Individuals often vary defences in response to local predation or parasitism risk. But how should they assess threat levels when it pays their enemies to hide? For common cuckoo hosts, assessing parasitism risk is challenging: cuckoo eggs are mimetic and adult cuckoos are secretive and resemble hawks. Here, we show that egg rejection by reed warblers depends on combining personal and social information of local risk.
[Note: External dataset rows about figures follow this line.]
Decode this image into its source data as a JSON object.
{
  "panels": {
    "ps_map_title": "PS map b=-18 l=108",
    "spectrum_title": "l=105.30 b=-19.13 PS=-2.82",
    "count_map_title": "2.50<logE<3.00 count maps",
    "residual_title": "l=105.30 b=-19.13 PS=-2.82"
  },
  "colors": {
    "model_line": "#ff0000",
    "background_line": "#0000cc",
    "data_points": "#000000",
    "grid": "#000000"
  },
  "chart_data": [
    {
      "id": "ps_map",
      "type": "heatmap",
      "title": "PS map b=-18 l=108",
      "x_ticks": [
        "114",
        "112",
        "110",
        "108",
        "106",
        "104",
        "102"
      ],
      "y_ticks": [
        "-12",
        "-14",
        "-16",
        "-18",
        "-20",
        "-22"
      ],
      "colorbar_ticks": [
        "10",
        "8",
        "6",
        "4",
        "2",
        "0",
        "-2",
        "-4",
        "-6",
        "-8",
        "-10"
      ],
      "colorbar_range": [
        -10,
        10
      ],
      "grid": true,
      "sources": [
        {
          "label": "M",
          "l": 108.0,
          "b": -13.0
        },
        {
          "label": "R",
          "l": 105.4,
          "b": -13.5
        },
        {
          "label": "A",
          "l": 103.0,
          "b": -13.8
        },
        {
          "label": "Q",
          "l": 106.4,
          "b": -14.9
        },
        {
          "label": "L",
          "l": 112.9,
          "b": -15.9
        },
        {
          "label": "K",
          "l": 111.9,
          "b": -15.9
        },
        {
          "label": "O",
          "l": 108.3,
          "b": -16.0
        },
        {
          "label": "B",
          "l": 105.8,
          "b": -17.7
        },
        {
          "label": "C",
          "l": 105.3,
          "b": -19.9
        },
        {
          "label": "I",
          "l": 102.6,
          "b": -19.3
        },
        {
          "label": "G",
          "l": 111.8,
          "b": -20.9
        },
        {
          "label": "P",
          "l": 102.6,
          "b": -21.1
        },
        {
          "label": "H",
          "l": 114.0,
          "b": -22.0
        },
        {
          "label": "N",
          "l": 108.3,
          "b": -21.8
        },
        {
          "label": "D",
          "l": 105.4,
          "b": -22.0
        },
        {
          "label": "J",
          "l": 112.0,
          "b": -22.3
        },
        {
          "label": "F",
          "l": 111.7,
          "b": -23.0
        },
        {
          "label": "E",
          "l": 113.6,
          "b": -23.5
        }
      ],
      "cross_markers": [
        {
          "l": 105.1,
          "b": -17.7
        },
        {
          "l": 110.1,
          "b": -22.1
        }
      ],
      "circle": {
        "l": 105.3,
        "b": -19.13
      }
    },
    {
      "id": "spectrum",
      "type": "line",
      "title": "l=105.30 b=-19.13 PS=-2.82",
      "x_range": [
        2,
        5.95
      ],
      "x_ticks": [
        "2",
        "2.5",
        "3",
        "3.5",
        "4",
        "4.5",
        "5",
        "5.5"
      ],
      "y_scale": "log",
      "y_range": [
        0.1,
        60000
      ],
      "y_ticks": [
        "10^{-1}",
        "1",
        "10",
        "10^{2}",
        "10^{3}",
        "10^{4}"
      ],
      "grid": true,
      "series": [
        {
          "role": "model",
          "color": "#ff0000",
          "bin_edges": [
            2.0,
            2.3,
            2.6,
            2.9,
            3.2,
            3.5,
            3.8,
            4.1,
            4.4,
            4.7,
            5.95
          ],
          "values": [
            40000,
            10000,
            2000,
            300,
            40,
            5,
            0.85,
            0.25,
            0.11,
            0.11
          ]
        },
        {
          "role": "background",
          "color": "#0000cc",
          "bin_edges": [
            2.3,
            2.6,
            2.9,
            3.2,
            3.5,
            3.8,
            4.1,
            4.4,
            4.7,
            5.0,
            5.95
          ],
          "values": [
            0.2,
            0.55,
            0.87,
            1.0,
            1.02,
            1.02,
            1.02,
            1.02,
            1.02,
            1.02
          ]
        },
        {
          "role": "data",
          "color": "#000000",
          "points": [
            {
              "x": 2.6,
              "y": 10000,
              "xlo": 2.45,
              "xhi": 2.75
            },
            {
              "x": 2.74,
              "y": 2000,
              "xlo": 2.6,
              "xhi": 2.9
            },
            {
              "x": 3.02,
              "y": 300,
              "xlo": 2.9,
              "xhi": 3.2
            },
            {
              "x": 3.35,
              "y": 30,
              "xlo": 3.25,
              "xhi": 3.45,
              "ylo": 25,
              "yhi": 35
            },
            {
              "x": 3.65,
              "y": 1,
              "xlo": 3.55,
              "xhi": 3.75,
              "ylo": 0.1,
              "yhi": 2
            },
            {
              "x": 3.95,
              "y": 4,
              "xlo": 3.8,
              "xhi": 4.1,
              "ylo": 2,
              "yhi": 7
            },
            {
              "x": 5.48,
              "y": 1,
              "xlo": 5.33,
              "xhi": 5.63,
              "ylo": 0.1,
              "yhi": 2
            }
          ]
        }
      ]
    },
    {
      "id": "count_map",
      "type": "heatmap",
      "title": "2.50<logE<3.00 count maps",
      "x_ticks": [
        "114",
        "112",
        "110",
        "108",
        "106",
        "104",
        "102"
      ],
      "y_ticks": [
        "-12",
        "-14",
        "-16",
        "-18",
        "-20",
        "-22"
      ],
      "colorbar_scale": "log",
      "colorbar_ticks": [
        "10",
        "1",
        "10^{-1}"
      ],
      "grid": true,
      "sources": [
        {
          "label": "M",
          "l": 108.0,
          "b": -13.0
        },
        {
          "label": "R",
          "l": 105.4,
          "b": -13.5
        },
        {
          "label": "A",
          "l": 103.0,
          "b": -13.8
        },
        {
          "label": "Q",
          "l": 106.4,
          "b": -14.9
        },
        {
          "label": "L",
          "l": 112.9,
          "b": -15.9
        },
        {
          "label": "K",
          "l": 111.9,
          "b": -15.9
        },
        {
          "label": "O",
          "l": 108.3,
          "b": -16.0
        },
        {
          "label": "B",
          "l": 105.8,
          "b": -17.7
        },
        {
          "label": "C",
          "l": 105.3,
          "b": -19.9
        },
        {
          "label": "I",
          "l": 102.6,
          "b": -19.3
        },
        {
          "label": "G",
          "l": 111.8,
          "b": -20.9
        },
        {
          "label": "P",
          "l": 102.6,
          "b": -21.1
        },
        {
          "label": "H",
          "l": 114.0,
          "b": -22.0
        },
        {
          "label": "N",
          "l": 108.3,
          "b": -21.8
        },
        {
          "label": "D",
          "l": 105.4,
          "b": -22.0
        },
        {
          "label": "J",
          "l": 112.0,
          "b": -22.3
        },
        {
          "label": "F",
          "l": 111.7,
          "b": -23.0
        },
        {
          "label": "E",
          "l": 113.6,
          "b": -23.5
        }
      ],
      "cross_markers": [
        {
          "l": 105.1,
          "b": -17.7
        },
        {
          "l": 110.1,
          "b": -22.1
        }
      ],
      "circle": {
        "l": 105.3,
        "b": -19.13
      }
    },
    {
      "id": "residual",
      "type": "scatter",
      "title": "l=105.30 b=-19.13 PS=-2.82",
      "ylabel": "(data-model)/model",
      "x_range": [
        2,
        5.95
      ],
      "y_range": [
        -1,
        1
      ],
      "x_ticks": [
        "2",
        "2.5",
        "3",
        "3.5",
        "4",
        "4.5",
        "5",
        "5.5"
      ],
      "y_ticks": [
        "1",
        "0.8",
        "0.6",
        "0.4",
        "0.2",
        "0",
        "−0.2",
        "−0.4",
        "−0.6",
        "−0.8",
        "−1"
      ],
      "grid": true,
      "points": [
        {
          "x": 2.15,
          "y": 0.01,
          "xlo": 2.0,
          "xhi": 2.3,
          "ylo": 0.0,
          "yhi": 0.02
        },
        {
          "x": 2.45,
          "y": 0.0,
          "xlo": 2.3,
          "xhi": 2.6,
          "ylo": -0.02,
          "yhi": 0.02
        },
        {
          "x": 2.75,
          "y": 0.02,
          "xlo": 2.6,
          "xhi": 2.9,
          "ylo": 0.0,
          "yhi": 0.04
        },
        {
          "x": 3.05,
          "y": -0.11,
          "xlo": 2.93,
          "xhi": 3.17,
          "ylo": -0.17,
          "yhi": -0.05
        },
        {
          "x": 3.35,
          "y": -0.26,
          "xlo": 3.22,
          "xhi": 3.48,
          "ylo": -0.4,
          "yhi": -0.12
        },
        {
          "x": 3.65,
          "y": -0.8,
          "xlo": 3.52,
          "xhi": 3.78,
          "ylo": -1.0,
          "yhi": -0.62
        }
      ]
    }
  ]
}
We presented model cuckoos or controls at a pair’s own nest (personal information of an intruder) and/or on a neighbouring territory, to which they were attracted by broadcasts of alarm calls (social information). Rejection of an experimental egg was stimulated only when hosts were alerted by both social and personal information of cuckoos. However, pairs that rejected eggs were not more likely to mob a cuckoo. Therefore, while hosts can assess risk from the sight of a cuckoo, a cuckoo cannot gauge if her egg will be accepted from host mobbing. Our results reveal how hosts respond rapidly to local variation in parasitism, and why it pays cuckoos to be secretive, both to avoid alerting their targets and to limit the spread of social information in the local host neighbourhood.